Escape, geographically or internally, is my necessary default. Whether through an open driver's-side window or the sanctuary of moments stashed behind the eyes, time is innately set aside to get lost somewhere & possibly stumble onto something moving in comfortable limbo.
I found this hanging in a secondhand mall booth. I took it down & rotated to try & take it all in.
With each spin, an image portion would capture me . . .
. . . in pieces, as if my own series of dreams or flashbacks amounting to any lifespan of just ballpoint pen & paper . . .
The title gave the collage our interchangeable, cryptic frame.
It even came with a newspaper article about the artist, a dry cleaner from Ottumwa IA.
The town name seemed familiar, but I couldn’t place why. The article also specifically mentioned that particular drawing, Figment of Imagination, which, it read, was normally on display, where the artist worked as a manager, at Sunkist Cleaners. $25 later, I was driving towards Ottumwa with my find. I stuck mostly to county roads, zig-zagging until I pulled over at a garage sale sign at a small house surrounded by farmland. An older man came out of the house while I walked past temporary tables made of sawhorses & plywood covered in obsolete keepsakes. He stared into the open distance & said "The Martins have gone." I looked in the direction he was looking. Before the expanse of blue & fields beyond, a series of gourds hung from poles across a manicured lawn that yellowed & then disappeared to acres of brown. He said, "They always come back, but this year I didn't even see them leave." There was no movement anywhere. Nothing on the road or in the fields — no clouds. The man was looking off, still within a memory, when I pulled back onto the two-lane.

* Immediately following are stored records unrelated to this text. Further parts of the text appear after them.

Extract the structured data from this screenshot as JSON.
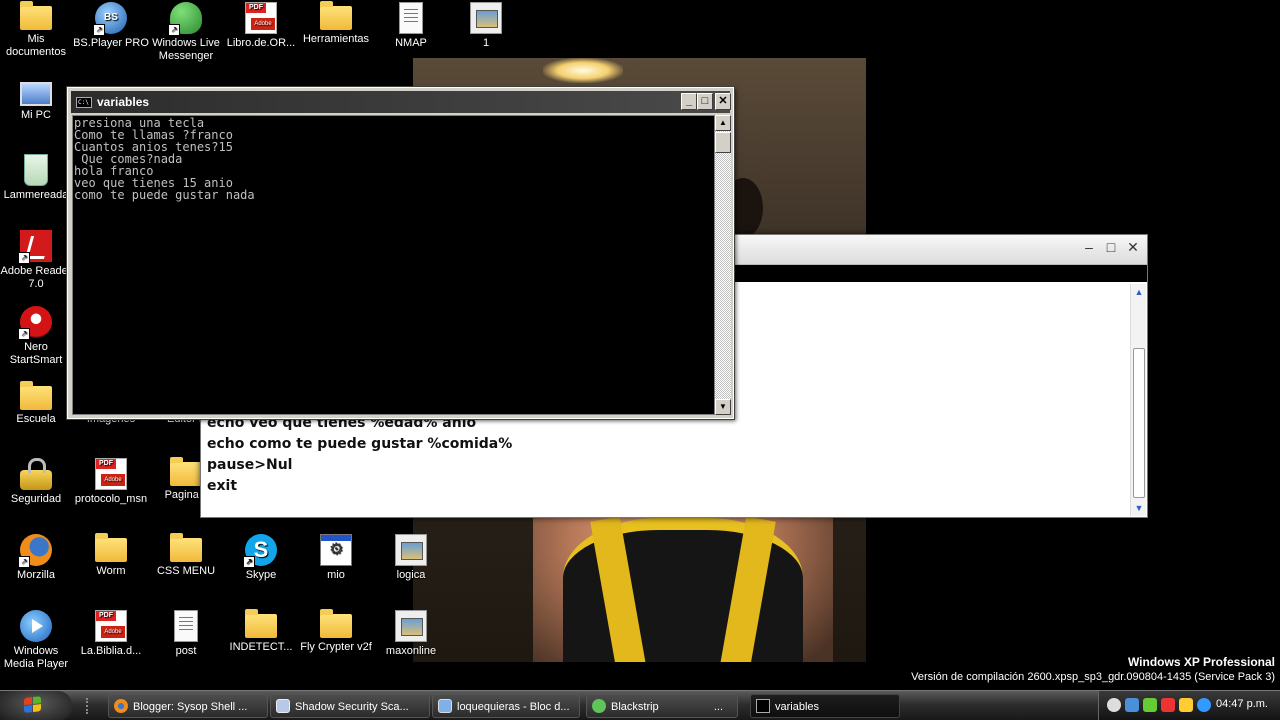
{
  "desktop": {
    "icons": [
      {
        "label": "Mis documentos",
        "icon": "my-documents-icon"
      },
      {
        "label": "BS.Player PRO",
        "icon": "bsplayer-icon"
      },
      {
        "label": "Windows Live Messenger",
        "icon": "messenger-icon"
      },
      {
        "label": "Libro.de.OR...",
        "icon": "pdf-file-icon"
      },
      {
        "label": "Herramientas",
        "icon": "folder-icon"
      },
      {
        "label": "NMAP",
        "icon": "text-file-icon"
      },
      {
        "label": "1",
        "icon": "image-file-icon"
      },
      {
        "label": "Mi PC",
        "icon": "my-computer-icon"
      },
      {
        "label": "Lammereada",
        "icon": "recycle-bin-icon"
      },
      {
        "label": "Adobe Reader 7.0",
        "icon": "adobe-reader-icon"
      },
      {
        "label": "Nero StartSmart",
        "icon": "nero-icon"
      },
      {
        "label": "Escuela",
        "icon": "folder-icon"
      },
      {
        "label": "Imagenes",
        "icon": "folder-icon"
      },
      {
        "label": "Editor h",
        "icon": "folder-icon"
      },
      {
        "label": "Seguridad",
        "icon": "lock-icon"
      },
      {
        "label": "protocolo_msn",
        "icon": "pdf-file-icon"
      },
      {
        "label": "Pagina c",
        "icon": "folder-icon"
      },
      {
        "label": "Morzilla",
        "icon": "firefox-icon"
      },
      {
        "label": "Worm",
        "icon": "folder-icon"
      },
      {
        "label": "CSS MENU",
        "icon": "folder-icon"
      },
      {
        "label": "Skype",
        "icon": "skype-icon"
      },
      {
        "label": "mio",
        "icon": "program-icon"
      },
      {
        "label": "logica",
        "icon": "image-file-icon"
      },
      {
        "label": "Windows Media Player",
        "icon": "media-player-icon"
      },
      {
        "label": "La.Biblia.d...",
        "icon": "pdf-file-icon"
      },
      {
        "label": "post",
        "icon": "text-file-icon"
      },
      {
        "label": "INDETECT...",
        "icon": "folder-icon"
      },
      {
        "label": "Fly Crypter v2f",
        "icon": "folder-icon"
      },
      {
        "label": "maxonline",
        "icon": "image-file-icon"
      }
    ]
  },
  "console": {
    "title": "variables",
    "icon_label": "C:\\",
    "output": "presiona una tecla\nComo te llamas ?franco\nCuantos anios tenes?15\n Que comes?nada\nhola franco\nveo que tienes 15 anio\ncomo te puede gustar nada",
    "buttons": {
      "minimize": "_",
      "maximize": "□",
      "close": "✕"
    },
    "scroll": {
      "up": "▲",
      "down": "▼"
    }
  },
  "editor": {
    "buttons": {
      "minimize": "–",
      "maximize": "□",
      "close": "✕"
    },
    "text": "echo veo que tienes %edad% anio\necho como te puede gustar %comida%\npause>Nul\nexit",
    "scroll": {
      "up": "▲",
      "down": "▼"
    }
  },
  "watermark": {
    "title": "Windows XP Professional",
    "build": "Versión de compilación 2600.xpsp_sp3_gdr.090804-1435 (Service Pack 3)"
  },
  "taskbar": {
    "buttons": [
      {
        "label": "Blogger: Sysop Shell ...",
        "icon": "firefox-icon",
        "active": false
      },
      {
        "label": "Shadow Security Sca...",
        "icon": "scanner-icon",
        "active": false
      },
      {
        "label": "loquequieras - Bloc d...",
        "icon": "notepad-icon",
        "active": false
      },
      {
        "label": "Blackstrip",
        "icon": "messenger-icon",
        "active": false
      },
      {
        "label": "...",
        "icon": "",
        "active": false
      },
      {
        "label": "variables",
        "icon": "console-icon",
        "active": true
      }
    ],
    "clock": "04:47 p.m."
  },
  "colors": {
    "taskbar": "#2e2e2e",
    "console_bg": "#000000",
    "console_text": "#c0c0c0",
    "console_title": "#3a3a3a"
  }
}
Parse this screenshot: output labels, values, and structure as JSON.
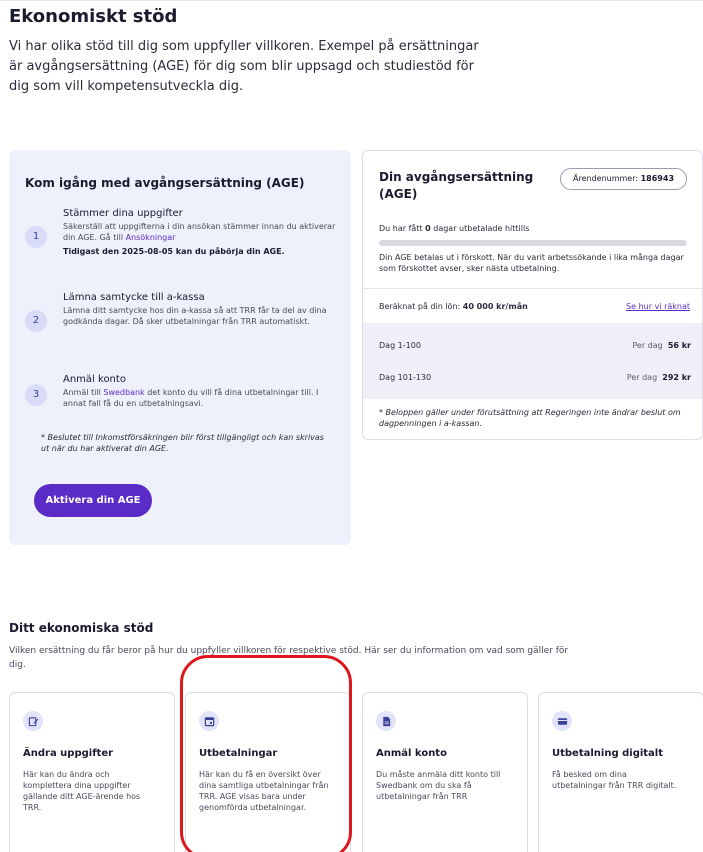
{
  "page": {
    "title": "Ekonomiskt stöd",
    "intro": "Vi har olika stöd till dig som uppfyller villkoren. Exempel på ersättningar är avgångsersättning (AGE) för dig som blir uppsagd och studiestöd för dig som vill kompetensutveckla dig."
  },
  "getting_started": {
    "title": "Kom igång med avgångsersättning (AGE)",
    "steps": [
      {
        "number": "1",
        "title": "Stämmer dina uppgifter",
        "desc_before": "Säkerställ att uppgifterna i din ansökan stämmer innan du aktiverar din AGE. Gå till ",
        "link": "Ansökningar",
        "desc_after": "",
        "strong": "Tidigast den 2025-08-05 kan du påbörja din AGE."
      },
      {
        "number": "2",
        "title": "Lämna samtycke till a-kassa",
        "desc": "Lämna ditt samtycke hos din a-kassa så att TRR får ta del av dina godkända dagar. Då sker utbetalningar från TRR automatiskt."
      },
      {
        "number": "3",
        "title": "Anmäl konto",
        "desc_before": "Anmäl till ",
        "link": "Swedbank",
        "desc_after": " det konto du vill få dina utbetalningar till. I annat fall få du en utbetalningsavi."
      }
    ],
    "footnote": "* Beslutet till Inkomstförsäkringen blir först tillgängligt och kan skrivas ut när du har aktiverat din AGE.",
    "button_label": "Aktivera din AGE"
  },
  "severance": {
    "title": "Din avgångsersättning (AGE)",
    "case_label": "Ärendenummer:",
    "case_number": "186943",
    "paid_before": "Du har fått ",
    "paid_days": "0",
    "paid_after": " dagar utbetalade hittills",
    "progress_fraction": 0,
    "advance_text": "Din AGE betalas ut i förskott. När du varit arbetssökande i lika många dagar som förskottet avser, sker nästa utbetalning.",
    "salary_label": "Beräknat på din lön:",
    "salary_value": "40 000 kr/mån",
    "salary_link": "Se hur vi räknat",
    "rates": [
      {
        "label": "Dag 1-100",
        "per_day_label": "Per dag",
        "amount": "56 kr"
      },
      {
        "label": "Dag 101-130",
        "per_day_label": "Per dag",
        "amount": "292 kr"
      }
    ],
    "footnote": "* Beloppen gäller under förutsättning att Regeringen inte ändrar beslut om dagpenningen i a-kassan."
  },
  "financial_support": {
    "title": "Ditt ekonomiska stöd",
    "desc": "Vilken ersättning du får beror på hur du uppfyller villkoren för respektive stöd. Här ser du information om vad som gäller för dig.",
    "tiles": [
      {
        "icon": "edit-document-icon",
        "title": "Ändra uppgifter",
        "desc": "Här kan du ändra och komplettera dina uppgifter gällande ditt AGE-ärende hos TRR."
      },
      {
        "icon": "calendar-icon",
        "title": "Utbetalningar",
        "desc": "Här kan du få en översikt över dina samtliga utbetalningar från TRR. AGE visas bara under genomförda utbetalningar."
      },
      {
        "icon": "document-icon",
        "title": "Anmäl konto",
        "desc": "Du måste anmäla ditt konto till Swedbank om du ska få utbetalningar från TRR"
      },
      {
        "icon": "card-icon",
        "title": "Utbetalning digitalt",
        "desc": "Få besked om dina utbetalningar från TRR digitalt."
      }
    ]
  },
  "colors": {
    "accent": "#5b2bc8",
    "card_bg": "#eef0fb",
    "highlight": "#e0161f"
  }
}
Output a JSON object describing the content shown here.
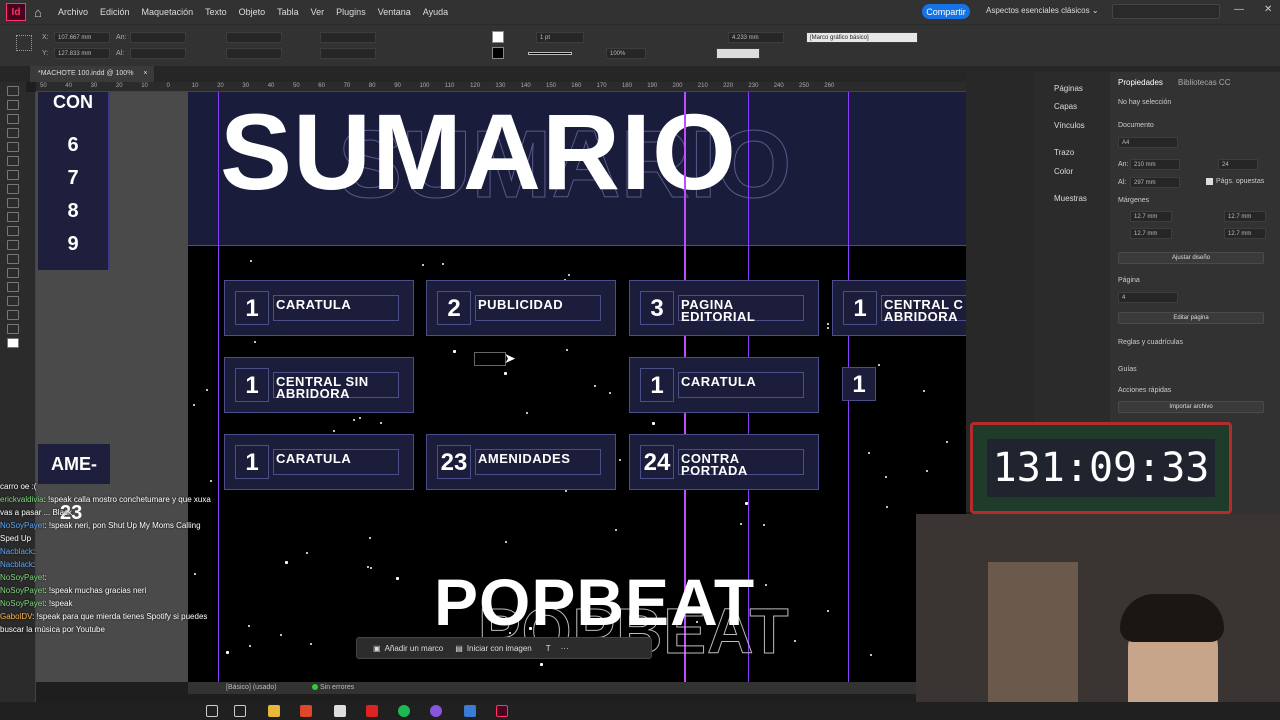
{
  "app": {
    "logo": "Id",
    "home_icon": "home-icon",
    "accent": "#ff3366"
  },
  "menu": [
    "Archivo",
    "Edición",
    "Maquetación",
    "Texto",
    "Objeto",
    "Tabla",
    "Ver",
    "Plugins",
    "Ventana",
    "Ayuda"
  ],
  "header": {
    "share": "Compartir",
    "workspace": "Aspectos esenciales clásicos"
  },
  "control_bar": {
    "x_label": "X:",
    "x_value": "107.667 mm",
    "y_label": "Y:",
    "y_value": "127.833 mm",
    "an_label": "An:",
    "al_label": "Al:",
    "stroke_weight": "1 pt",
    "opacity": "100%",
    "offset": "4.233 mm",
    "style": "[Marco gráfico básico]"
  },
  "doc_tab": {
    "name": "*MACHOTE 100.indd @ 100%",
    "close": "×"
  },
  "ruler": {
    "ticks": [
      "50",
      "40",
      "30",
      "20",
      "10",
      "0",
      "10",
      "20",
      "30",
      "40",
      "50",
      "60",
      "70",
      "80",
      "90",
      "100",
      "110",
      "120",
      "130",
      "140",
      "150",
      "160",
      "170",
      "180",
      "190",
      "200",
      "210",
      "220",
      "230",
      "240",
      "250",
      "260"
    ]
  },
  "left_page": {
    "title": "CON",
    "numbers": [
      "6",
      "7",
      "8",
      "9"
    ],
    "bottom_title": "AME-",
    "bottom_number": "23"
  },
  "page": {
    "title": "SUMARIO",
    "cards": [
      {
        "num": "1",
        "label": "CARATULA"
      },
      {
        "num": "2",
        "label": "PUBLICIDAD"
      },
      {
        "num": "3",
        "label": "PAGINA EDITORIAL"
      },
      {
        "num": "1",
        "label": "CENTRAL C ABRIDORA"
      },
      {
        "num": "1",
        "label": "CENTRAL SIN ABRIDORA"
      },
      {
        "num": "1",
        "label": "CARATULA"
      },
      {
        "num": "1",
        "label": ""
      },
      {
        "num": "1",
        "label": "CARATULA"
      },
      {
        "num": "23",
        "label": "AMENIDADES"
      },
      {
        "num": "24",
        "label": "CONTRA PORTADA"
      }
    ],
    "footer_title": "POPBEAT"
  },
  "float_bar": {
    "add_frame": "Añadir un marco",
    "start_image": "Iniciar con imagen"
  },
  "status_bar": {
    "style": "[Básico] (usado)",
    "errors": "Sin errores"
  },
  "panels": [
    "Páginas",
    "Capas",
    "Vínculos",
    "Trazo",
    "Color",
    "Muestras"
  ],
  "properties": {
    "tabs": [
      "Propiedades",
      "Bibliotecas CC"
    ],
    "no_selection": "No hay selección",
    "document_label": "Documento",
    "paper": "A4",
    "width_label": "An:",
    "width": "210 mm",
    "height_label": "Al:",
    "height": "297 mm",
    "pages": "24",
    "facing": "Págs. opuestas",
    "margins_label": "Márgenes",
    "margin_top": "12.7 mm",
    "margin_bottom": "12.7 mm",
    "margin_left": "12.7 mm",
    "margin_right": "12.7 mm",
    "adjust": "Ajustar diseño",
    "page_label": "Página",
    "page_value": "4",
    "edit_page": "Editar página",
    "rulers_label": "Reglas y cuadrículas",
    "guides_label": "Guías",
    "quick_actions": "Acciones rápidas",
    "import": "Importar archivo"
  },
  "timer": "131:09:33",
  "chat": [
    {
      "user": "",
      "text": "carro oe :("
    },
    {
      "user": "erickvaldivia",
      "text": ": !speak calla mostro conchetumare y que xuxa vas a pasar ... Black"
    },
    {
      "user": "NoSoyPayet",
      "text": ": !speak neri, pon Shut Up My Moms Calling Sped Up"
    },
    {
      "user": "Nacblack",
      "text": ":"
    },
    {
      "user": "Nacblack",
      "text": ":"
    },
    {
      "user": "NoSoyPayet",
      "text": ":"
    },
    {
      "user": "NoSoyPayet",
      "text": ": !speak muchas gracias neri"
    },
    {
      "user": "NoSoyPayet",
      "text": ": !speak"
    },
    {
      "user": "GabolDV",
      "text": ": !speak para que mierda tienes Spotify si puedes buscar la música por Youtube"
    }
  ],
  "colors": {
    "page_band": "#1a1c3c",
    "card_border": "#4a4f8a",
    "guide": "#8a3cff",
    "timer_frame": "#b32b2b"
  }
}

Closing in on Ottumwa, I suddenly remembered why the town name rang a bell: a movie I’d seen years before, King of Kong — a documentary about an eighties Donkey Kong championship hosted in Ottumwa. Donkey Kong was my game when I was high school aged. Moments from those years randomly resurfaced as I went back. At the time of the newspaper story, Halstead was about the age then that I am now. I cruised the town’s main street & around a few blocks, looking for nothing — or anything, really. Of course, there was no Sunkist Cleaners anymore. No arcade.
I drove a little further, then settled for a motel to wander from & entertain myself with my usual pastime: eavesdropping & conjuring. Like Halstead explained, “This is more or less the way I relax . . . you get all buggy, you know?”
Figment is an amazing find...particularly with the article. Wandering, eavesdropping, and conjuring is a favorite pastime of my second born and I as well. However, to be fair, he is just 15 and sorta likes that buggy feeling. I do not. Always a pleasure Buckner.
That's a beautiful piece of outsider goodness right there. Your next album cover if I've ever seen it.